What SBA does NOT allow

  • Passive real estate investment. Pure rental property doesn’t qualify. Tenant must be your business.
  • Flipping. Short-term speculative holding.
  • Life insurance companies, religious organizations, lobbying firms, gambling (except limited cases), adult businesses.
  • Pyramid sales.

Fees

  • SBA 7(a) guarantee fee: 2.5–3.75% of guaranteed portion
  • SBA 504 CDC fee: ~1.5% of debenture + CSA servicing
  • Bank origination: 1–2% typical
  • Appraisal: $3k–15k depending on property type
  • Phase I ESA: $2.5k–5k (required on commercial property)
  • Legal and closing: $3k–10k
  • Total closing costs: 3–6% of loan typical

Timeline

60–90 days typical. Add 30+ days if Phase II environmental, complex construction, or SBA loan queue. Breakdown:

  • Application to bank: 1–2 weeks
  • Bank underwriting: 2–4 weeks
  • SBA submission and approval: 3–6 weeks
  • Appraisal and environmental: concurrent, 3–5 weeks
  • Closing: 1–2 weeks

SBA 504 vs. 7(a) choice

For owner-occupied CRE, 504 almost always wins — lower rate, fixed 25-year, and CDC debenture insulates from rate cycle.
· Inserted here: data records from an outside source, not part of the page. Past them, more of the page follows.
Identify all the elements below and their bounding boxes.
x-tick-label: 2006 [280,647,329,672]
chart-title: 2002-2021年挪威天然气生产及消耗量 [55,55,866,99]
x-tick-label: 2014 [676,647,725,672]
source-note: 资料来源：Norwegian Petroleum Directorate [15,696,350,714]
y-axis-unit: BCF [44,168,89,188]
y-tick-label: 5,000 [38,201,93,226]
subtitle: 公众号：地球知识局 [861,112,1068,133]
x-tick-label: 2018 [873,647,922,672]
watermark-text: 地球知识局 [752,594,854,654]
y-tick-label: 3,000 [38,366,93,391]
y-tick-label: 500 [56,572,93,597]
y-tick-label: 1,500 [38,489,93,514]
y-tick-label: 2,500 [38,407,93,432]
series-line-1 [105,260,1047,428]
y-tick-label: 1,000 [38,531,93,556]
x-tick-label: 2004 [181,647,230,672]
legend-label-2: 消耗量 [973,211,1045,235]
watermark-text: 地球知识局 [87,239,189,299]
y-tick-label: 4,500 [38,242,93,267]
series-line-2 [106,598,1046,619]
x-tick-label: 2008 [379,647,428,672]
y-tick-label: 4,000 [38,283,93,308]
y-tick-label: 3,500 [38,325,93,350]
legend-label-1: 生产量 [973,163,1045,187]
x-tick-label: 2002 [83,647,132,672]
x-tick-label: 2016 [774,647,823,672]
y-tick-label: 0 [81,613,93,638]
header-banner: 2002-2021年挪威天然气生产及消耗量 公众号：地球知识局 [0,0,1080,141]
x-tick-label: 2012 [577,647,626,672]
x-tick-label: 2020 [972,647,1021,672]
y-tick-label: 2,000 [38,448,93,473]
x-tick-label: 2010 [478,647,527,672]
Use 7(a) when:

  • Project includes working capital or operations beyond real estate
  • Property is under SBA 504 minimum size ($500k typical)
  • Business profile doesn’t fit CDC requirements
  • Need for faster closing (7(a) can close in 45 days)

Common pitfalls

  • Owner-occupancy violation. Business vacates, property rented to third party full. Triggers SBA call on loan. Re-occupy or refinance out.
  • Passive investment disguise. "My management LLC is the tenant." If the LLC has no genuine operating business, SBA will audit and deny.
  • PG enforcement. Business fails. SBA pursues personal guarantee — wage garnishment, bank levy, lien on personal assets. Not dischargeable in Chapter 7 if fraud.
  • SBA loan default flagging. Default on prior SBA loan permanently bars you from future SBA financing and bars CAIVRS (federal government borrower database) clearance for FHA/VA residential.
  • Approval queue delay. SBA backlog in some years. Plan on 90+ days.
  • Environmental surprise. Phase I identifies REC. Phase II confirms contamination. SBA requires remediation before close. $100k+ unexpected cost.
  • Prepayment penalty on 504. 504 CDC debenture has declining prepay penalty in early years. Refinancing before year 10 can be expensive.